We Will Demand Your Removal if Port Harcourt Refinery Fails to Resume Operations – PETROAN Slams Ojular
Bayo Ojulari, the chief executive officer (GCEO) of Nigerian National Petroleum Company (NNPC) Limited, has come under fire from the Petroleum Products Retail Outlets Owners Association of Nigeria (PETROAN) for remarks he made regarding the Port Harcourt refinery.
According to reports, Ojulari had previously asserted that the Port Harcourt plant was suffering enormous losses, which resulted in the shutdown of the establishment.
Ojulari said that the Dangote refinery gave Nigerians a “breathing space” when state-owned refineries were shut down, and he urged them to thank God for it.
But in a statement released on Wednesday, Joseph Obele, PETROAN’s national public relations officer (PRO), urged the NNPC CEO to refrain from praising the Dangote refinery based on the state-owned asset’s failure.
He disagreed with Ojulari’s claim that Nigerians should be “thankful” only for the Dangote refinery’s success.
He acknowledged the privately owned refinery’s strategic significance and admirable accomplishment, but stated that private investment cannot take the place of the government’s constitutional and financial duty to effectively manage public assets.

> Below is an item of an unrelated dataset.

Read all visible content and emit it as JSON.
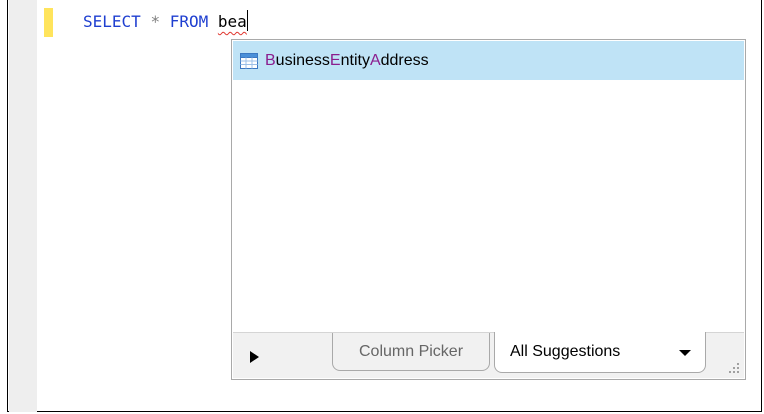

The private investment in Dangote Refinery is motivated by efficiency and profit. Nigerians, however, have access to national assets through NNPC. “One cannot be used as a justification for the other’s failure,” Obele stated.
He said that NNPC leadership’s frequent public confessions of ineptitude might damage Nigeria’s energy security framework, erode investor confidence, and undo years of policy efforts to support local refining, price stability, and job development.
Obele reminded the NNPC GCEO that his role was to address issues, “not to retreat behind the success of a private refinery.”
The claim that there is no hurry to restart the Port Harcourt Refinery because Dangote is now supplying Nigeria’s fuel needs is what he called “most worrisome.”
According to Obele, “such a statement is irksome, unacceptable, and indicative of leadership that is not solution-centric.”
Nigeria cannot continue to normalize waste, institutional failure, and the retrospective rationalization of bad choices, according to the PETROAN PRO.
He emphasized that acknowledging failure is only significant if it is accompanied by accountability, improvements, and a convincing strategy to stop it from happening again.
Obele added that in order “to demand the removal of the NNPC GCEO should the Port Harcourt Refinery fail to resume operations on or before 1 March 2026,” he will work with civil society organizations and other pertinent parties to investigate legal possibilities.
Given the enormous amounts already spent on rehabilitation, he cautioned that if the shutdown is prolonged, it may result in rust, corrosion, and equipment failure, which would ultimately make the entire overhaul effort pointless if nothing is done immediately.